Si en todos estos casos la limitación juega un papel esencial para la aparición del fantástico, en oposición a las fugas que hemos comentado al principio del texto, merece la pena, por último, preguntarnos si esta limitación (voluntaria) puede conseguir similares resultados a nivel estético. Por ejemplo, ¿dónde encontrar el fantástico en una película como Independencia (Raya Martin, 2009)? Quizás sea en la larga secuencia de la lluvia, aunque es más estimulante considerar el filme entero y ver ahí la resurrección de un fantasma, un determinado tipo de cine clausurado (el de principios del siglo XX) cuya imagen se explora de nuevo, una decisión formal impregnada de una magia en principio ausente.
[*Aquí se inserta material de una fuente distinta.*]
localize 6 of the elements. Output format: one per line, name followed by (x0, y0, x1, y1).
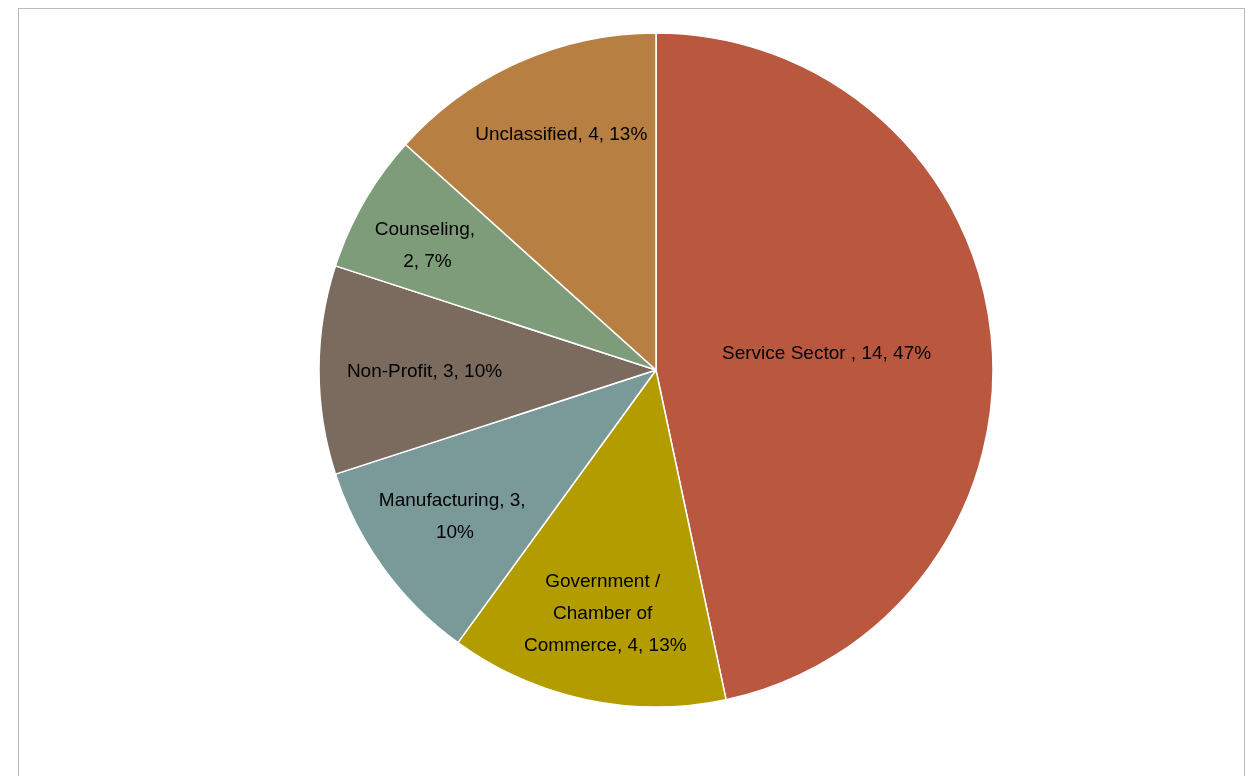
slice-label: Service Sector , 14, 47% (722, 341, 932, 363)
slice-label: Government / Chamber of Commerce, 4, 13% (524, 570, 687, 656)
slice-label: Non-Profit, 3, 10% (346, 359, 503, 381)
slice-label: Counseling, 2, 7% (374, 217, 481, 271)
slice-label: Manufacturing, 3, 10% (378, 489, 526, 543)
slice-label: Unclassified, 4, 13% (475, 122, 648, 144)
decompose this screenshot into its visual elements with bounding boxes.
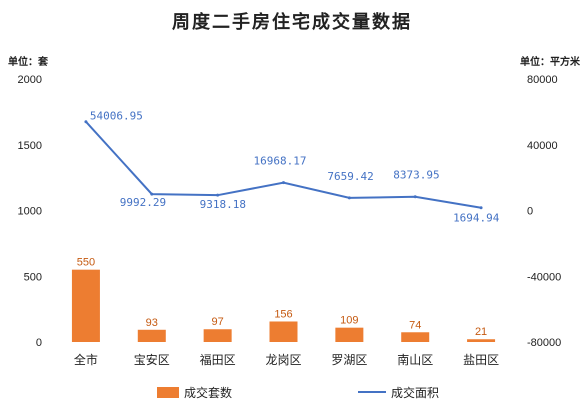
right-tick-label: 80000 bbox=[527, 74, 558, 86]
bar bbox=[137, 329, 166, 342]
left-tick-label: 1000 bbox=[18, 206, 42, 218]
legend: 成交套数 成交面积 bbox=[157, 385, 439, 400]
bar bbox=[203, 329, 232, 342]
bar bbox=[401, 332, 430, 342]
line-value-label: 9318.18 bbox=[200, 198, 246, 211]
chart-title: 周度二手房住宅成交量数据 bbox=[172, 11, 412, 33]
category-labels: 全市 宝安区 福田区 龙岗区 罗湖区 南山区 盐田区 bbox=[74, 352, 499, 367]
line-series bbox=[84, 120, 483, 210]
category-label: 宝安区 bbox=[134, 352, 170, 367]
left-tick-label: 0 bbox=[36, 337, 42, 349]
line-point bbox=[216, 193, 220, 197]
line-point bbox=[347, 196, 351, 200]
left-axis-unit: 单位：套 bbox=[8, 55, 49, 68]
right-tick-label: 40000 bbox=[527, 140, 558, 152]
right-tick-label: 0 bbox=[527, 206, 533, 218]
bar-series bbox=[71, 269, 496, 342]
category-label: 盐田区 bbox=[463, 353, 499, 367]
bar-value-label: 93 bbox=[146, 317, 158, 329]
bar bbox=[335, 327, 364, 342]
left-tick-label: 1500 bbox=[18, 140, 42, 152]
right-tick-label: -40000 bbox=[527, 271, 561, 283]
category-label: 全市 bbox=[74, 352, 98, 367]
legend-line-label: 成交面积 bbox=[391, 385, 439, 400]
legend-bar-label: 成交套数 bbox=[184, 385, 232, 400]
line-value-label: 54006.95 bbox=[90, 110, 143, 123]
line-point bbox=[413, 195, 417, 199]
line-value-label: 1694.94 bbox=[453, 212, 500, 225]
line-data-labels: 54006.95 9992.29 9318.18 16968.17 7659.42 837… bbox=[90, 110, 500, 225]
left-tick-label: 500 bbox=[24, 271, 42, 283]
bar-value-label: 74 bbox=[409, 319, 421, 331]
legend-bar-swatch bbox=[157, 387, 179, 398]
category-label: 罗湖区 bbox=[331, 352, 367, 367]
line-point bbox=[150, 192, 154, 196]
line-point bbox=[84, 120, 88, 124]
bar bbox=[269, 321, 298, 342]
bar bbox=[71, 269, 100, 342]
line-point bbox=[479, 206, 483, 210]
bar-data-labels: 550 93 97 156 109 74 21 bbox=[77, 257, 487, 339]
category-label: 福田区 bbox=[200, 352, 236, 367]
line-value-label: 16968.17 bbox=[254, 155, 307, 168]
category-label: 龙岗区 bbox=[265, 353, 301, 367]
category-label: 南山区 bbox=[397, 352, 433, 367]
bar-value-label: 156 bbox=[274, 308, 292, 320]
line-value-label: 9992.29 bbox=[120, 196, 166, 209]
bar bbox=[467, 339, 496, 342]
line-point bbox=[282, 181, 285, 185]
bar-value-label: 109 bbox=[340, 315, 358, 327]
left-tick-label: 2000 bbox=[18, 74, 42, 86]
bar-value-label: 550 bbox=[77, 257, 95, 269]
bar-value-label: 21 bbox=[475, 326, 487, 338]
right-axis-ticks: -80000 -40000 0 40000 80000 bbox=[527, 74, 561, 349]
line-value-label: 8373.95 bbox=[393, 169, 439, 182]
bar-value-label: 97 bbox=[212, 316, 224, 328]
right-tick-label: -80000 bbox=[527, 337, 561, 349]
right-axis-unit: 单位：平方米 bbox=[520, 55, 581, 68]
line-value-label: 7659.42 bbox=[327, 170, 373, 183]
left-axis-ticks: 0 500 1000 1500 2000 bbox=[18, 74, 42, 349]
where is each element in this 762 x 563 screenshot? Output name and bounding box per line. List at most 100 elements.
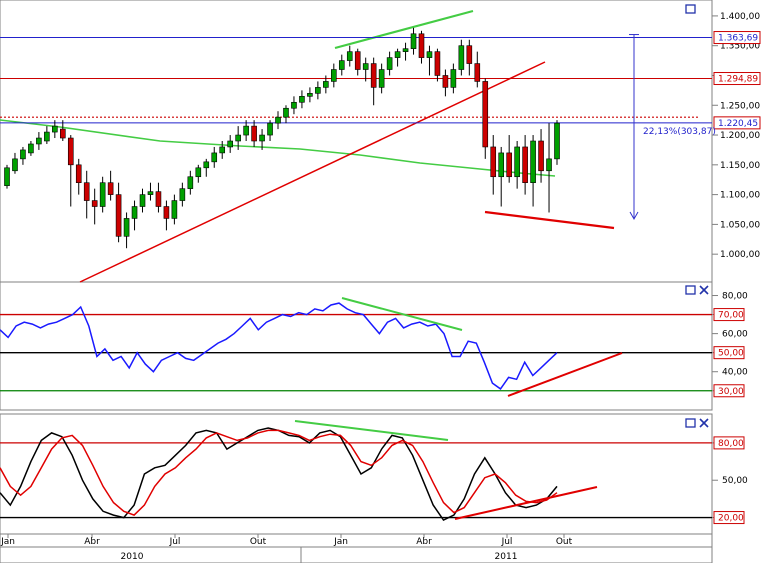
price-tick-label: 1.400,00: [720, 12, 760, 22]
rsi-level-box: [713, 308, 745, 322]
candle-body: [450, 69, 457, 88]
candle-body: [155, 191, 162, 207]
candle-body: [498, 152, 505, 178]
candle-body: [554, 122, 560, 160]
stochastic-panel-maximize-icon[interactable]: [685, 418, 696, 428]
price-tick-label: 1.200,00: [720, 131, 760, 141]
candle-body: [338, 60, 345, 70]
price-tick-label: 1.000,00: [720, 250, 760, 260]
month-label: Out: [250, 537, 267, 547]
x-axis-panel: [0, 533, 713, 563]
candle-body: [291, 101, 297, 109]
price-level-label: 1.220,45: [718, 119, 758, 129]
candle-body: [59, 128, 66, 139]
candle-body: [370, 63, 377, 88]
candle-body: [474, 63, 481, 82]
candle-body: [530, 140, 536, 183]
price-panel-maximize-icon[interactable]: [685, 4, 696, 14]
candle-body: [418, 33, 425, 58]
month-label: Jul: [169, 537, 181, 547]
candle-body: [410, 33, 417, 49]
rsi-panel-close-icon[interactable]: [699, 285, 709, 295]
price-level-box: [713, 31, 761, 45]
candle-body: [219, 146, 226, 154]
candle-body: [275, 116, 281, 124]
price-tick-label: 1.150,00: [720, 161, 760, 171]
price-level-label: 1.294,89: [718, 75, 758, 85]
stochastic-series-line: [0, 429, 558, 516]
month-label: Abr: [416, 537, 432, 547]
price-plot: [0, 9, 712, 283]
candle-body: [490, 146, 497, 178]
rsi-trendline: [507, 352, 623, 397]
price-tick-label: 1.050,00: [720, 220, 760, 230]
rsi-series-line: [0, 302, 558, 390]
candle-body: [44, 131, 50, 142]
candle-body: [91, 200, 98, 207]
candle-body: [99, 182, 106, 207]
rsi-level-label: 70,00: [718, 311, 744, 321]
candle-body: [52, 125, 58, 133]
candle-body: [362, 63, 369, 70]
stochastic-tick-label: 50,00: [722, 476, 748, 486]
measure-label: 22,13%(303,87): [643, 127, 716, 137]
candle-body: [259, 134, 265, 142]
rsi-panel-maximize-icon[interactable]: [685, 285, 696, 295]
candle-body: [506, 152, 512, 178]
candle-body: [115, 194, 122, 237]
candle-body: [123, 218, 130, 237]
candle-body: [331, 69, 337, 82]
candle-body: [299, 96, 305, 103]
year-label-2010: 2010: [121, 552, 144, 562]
candle-body: [394, 51, 401, 58]
rsi-divergence-line: [341, 297, 463, 331]
candle-body: [75, 164, 82, 183]
candle-body: [378, 69, 385, 88]
month-label: Out: [556, 537, 573, 547]
axes: 1.400,001.350,001.300,001.250,001.200,00…: [0, 12, 761, 547]
bottom-trendline: [484, 210, 615, 230]
candle-body: [243, 125, 249, 136]
candle-body: [131, 206, 138, 219]
candle-body: [163, 206, 170, 219]
candle-body: [538, 140, 544, 172]
rsi-level-label: 50,00: [718, 349, 744, 359]
candle-body: [482, 81, 489, 148]
candle-body: [36, 137, 42, 145]
stochastic-divergence-line: [294, 420, 449, 441]
price-tick-label: 1.250,00: [720, 101, 760, 111]
candle-body: [28, 143, 34, 154]
candle-body: [251, 125, 257, 142]
candle-body: [386, 57, 393, 70]
rsi-tick-label: 80,00: [722, 292, 748, 302]
stochastic-level-label: 20,00: [718, 514, 744, 524]
stochastic-panel-close-icon[interactable]: [699, 418, 709, 428]
candle-body: [434, 51, 441, 76]
candle-body: [203, 161, 210, 169]
candle-body: [4, 167, 10, 186]
candle-body: [458, 45, 465, 70]
rsi-tick-label: 60,00: [722, 330, 748, 340]
month-label: Jan: [0, 537, 15, 547]
stochastic-level-box: [713, 511, 745, 525]
stochastic-plot: [0, 420, 712, 521]
divergence-trendline: [334, 9, 474, 50]
candle-body: [354, 51, 361, 70]
month-label: Abr: [84, 537, 100, 547]
candle-body: [211, 152, 218, 163]
price-level-label: 1.363,69: [718, 34, 758, 44]
month-label: Jan: [333, 537, 348, 547]
candle-body: [346, 51, 353, 61]
year-label-2011: 2011: [495, 552, 518, 562]
candle-body: [283, 107, 289, 118]
price-level-box: [713, 116, 761, 130]
month-label: Jul: [501, 537, 513, 547]
candle-body: [315, 87, 321, 94]
candle-body: [187, 176, 194, 189]
rsi-level-box: [713, 346, 745, 360]
price-tick-label: 1.100,00: [720, 191, 760, 201]
support-trendline: [79, 61, 546, 283]
stochastic-level-label: 80,00: [718, 439, 744, 449]
rsi-plot: [0, 297, 712, 397]
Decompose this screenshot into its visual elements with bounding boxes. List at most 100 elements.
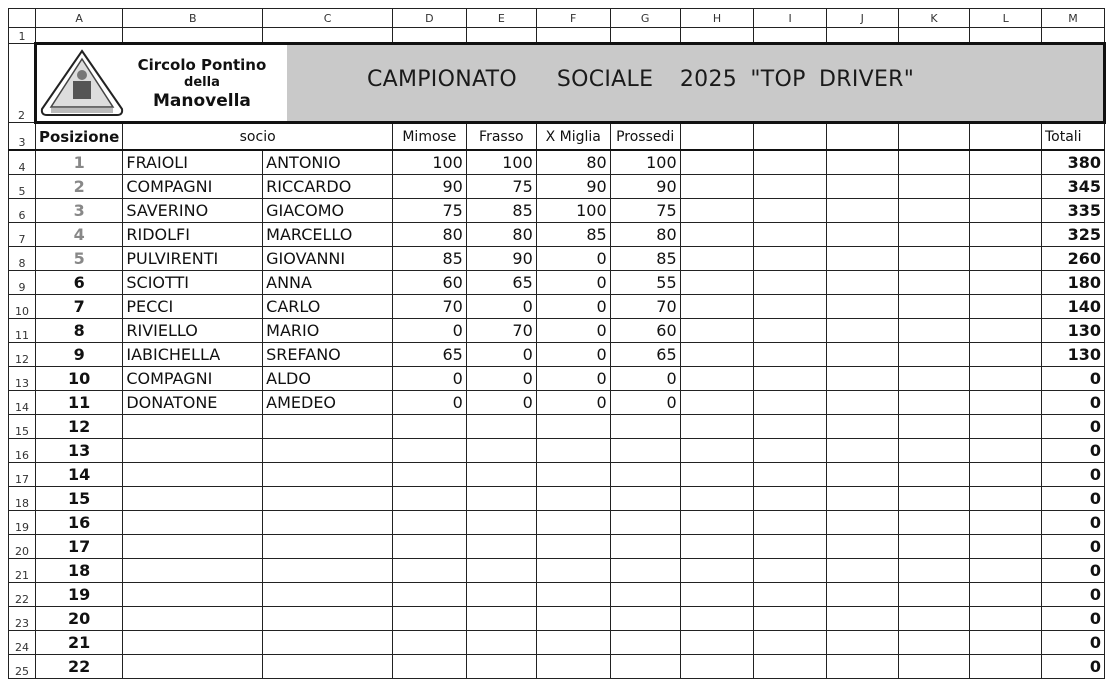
score-cell[interactable]: 70 <box>391 294 467 319</box>
score-cell[interactable]: 60 <box>609 318 681 343</box>
cell[interactable] <box>753 414 827 439</box>
surname-cell[interactable] <box>122 510 264 535</box>
position-cell[interactable]: 19 <box>34 582 124 607</box>
row-header[interactable]: 24 <box>8 630 36 655</box>
total-cell[interactable]: 0 <box>1040 630 1106 655</box>
score-cell[interactable] <box>535 534 611 559</box>
score-cell[interactable]: 0 <box>535 270 611 295</box>
cell[interactable] <box>825 246 899 271</box>
cell[interactable] <box>897 222 971 247</box>
cell[interactable] <box>897 246 971 271</box>
position-cell[interactable]: 4 <box>34 222 124 247</box>
cell[interactable] <box>753 270 827 295</box>
total-cell[interactable]: 0 <box>1040 606 1106 631</box>
name-cell[interactable]: MARIO <box>262 318 393 343</box>
cell[interactable] <box>969 606 1042 631</box>
name-cell[interactable]: SREFANO <box>262 342 393 367</box>
cell[interactable] <box>969 534 1042 559</box>
score-cell[interactable]: 75 <box>465 174 537 199</box>
name-cell[interactable] <box>262 654 393 679</box>
cell[interactable] <box>679 342 755 367</box>
total-cell[interactable]: 0 <box>1040 366 1106 391</box>
surname-cell[interactable] <box>122 582 264 607</box>
score-cell[interactable] <box>391 630 467 655</box>
cell[interactable] <box>679 198 755 223</box>
total-cell[interactable]: 0 <box>1040 486 1106 511</box>
total-cell[interactable]: 0 <box>1040 390 1106 415</box>
score-cell[interactable] <box>535 438 611 463</box>
total-cell[interactable]: 345 <box>1040 174 1106 199</box>
score-cell[interactable] <box>535 558 611 583</box>
total-cell[interactable]: 0 <box>1040 654 1106 679</box>
cell[interactable] <box>753 390 827 415</box>
score-cell[interactable] <box>609 486 681 511</box>
score-cell[interactable]: 0 <box>609 390 681 415</box>
score-cell[interactable] <box>465 438 537 463</box>
position-cell[interactable]: 3 <box>34 198 124 223</box>
score-cell[interactable]: 0 <box>535 342 611 367</box>
cell[interactable] <box>753 366 827 391</box>
cell[interactable] <box>753 122 827 151</box>
score-cell[interactable] <box>391 606 467 631</box>
score-cell[interactable]: 100 <box>391 149 467 175</box>
position-cell[interactable]: 14 <box>34 462 124 487</box>
header-totali[interactable]: Totali <box>1040 122 1106 151</box>
cell[interactable] <box>969 630 1042 655</box>
cell[interactable] <box>753 510 827 535</box>
score-cell[interactable] <box>465 582 537 607</box>
cell[interactable] <box>969 246 1042 271</box>
score-cell[interactable]: 0 <box>391 366 467 391</box>
surname-cell[interactable]: RIVIELLO <box>122 318 264 343</box>
score-cell[interactable] <box>609 606 681 631</box>
score-cell[interactable]: 90 <box>465 246 537 271</box>
cell[interactable] <box>897 318 971 343</box>
cell[interactable] <box>679 222 755 247</box>
cell[interactable] <box>897 270 971 295</box>
position-cell[interactable]: 5 <box>34 246 124 271</box>
score-cell[interactable] <box>465 486 537 511</box>
name-cell[interactable]: GIACOMO <box>262 198 393 223</box>
total-cell[interactable]: 0 <box>1040 414 1106 439</box>
score-cell[interactable] <box>391 654 467 679</box>
cell[interactable] <box>897 414 971 439</box>
cell[interactable] <box>753 534 827 559</box>
cell[interactable] <box>679 510 755 535</box>
score-cell[interactable]: 90 <box>535 174 611 199</box>
cell[interactable] <box>969 294 1042 319</box>
cell[interactable] <box>825 486 899 511</box>
cell[interactable] <box>753 654 827 679</box>
cell[interactable] <box>753 174 827 199</box>
row-header[interactable]: 21 <box>8 558 36 583</box>
score-cell[interactable] <box>535 654 611 679</box>
score-cell[interactable]: 85 <box>535 222 611 247</box>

Una elección estética radical, como la del francés Philippe Grandrieux con Un lac (2008), en el que el acercamiento a los personajes revela la abstracción de los cuerpos, el fantástico en las superficies humanas, algo que nos lleva a pensar en la frase de Paul Éluard: “Hay mundos fantásticos, pero están en este”. En ambos casos, Independencia y Un lac, el rigor de la forma transforma el mundo y lo lleva a una nueva dimensión y, como veíamos en los casos anteriores, este poder precisamente se consigue gracias a unos límites, en este caso los de la radicalidad del cine de autor más experimental, presente en Sitges gracias a secciones como Seven Chances o Noves Visions.

 

3. Llegados aquí debemos volver a 1 y al planteamiento absolutista de ese libro que quería abarcarlo todo. ¿Debe el cine fantástico hacerlo? ¿Qué es más interesante: sus fugas delirantes donde todo es posible o su presencia insospechada a nuestro alrededor? ¿Nos dejamos llevar por la vorágine de Internet o insistimos en mantener un pie en la realidad? Cada uno podrá escoger aquí qué prefiere hacer con esta piñata rebosante de imaginación que es la mente humana y, por extensión, el cine. De momento, el eclecticismo de Sitges nos ha dado algunas pistas sobre ello y esperemos que en futuras ediciones del festival el “fantástico” pueda continuar siendo un adjetivo multiforme y sugerente.

(1) Texto incluido en el catálogo de la 42ª edición del Festival de Sitges, pág. 10.

(2) Es por ello que algunos títulos clave del festival, ya sea en cuanto a premiados o interés cinematográfico, como Moon (Duncan Jones, 2009) o Amer (Hélène Cattet y Bruno Forzani, 2009), quedarán fuera de nuestro comentario. Para una crónica detallada y crítica del día a día de Sitges’09 recomendamos el intenso trabajo de Miguel Blanco Hortas para Lumière.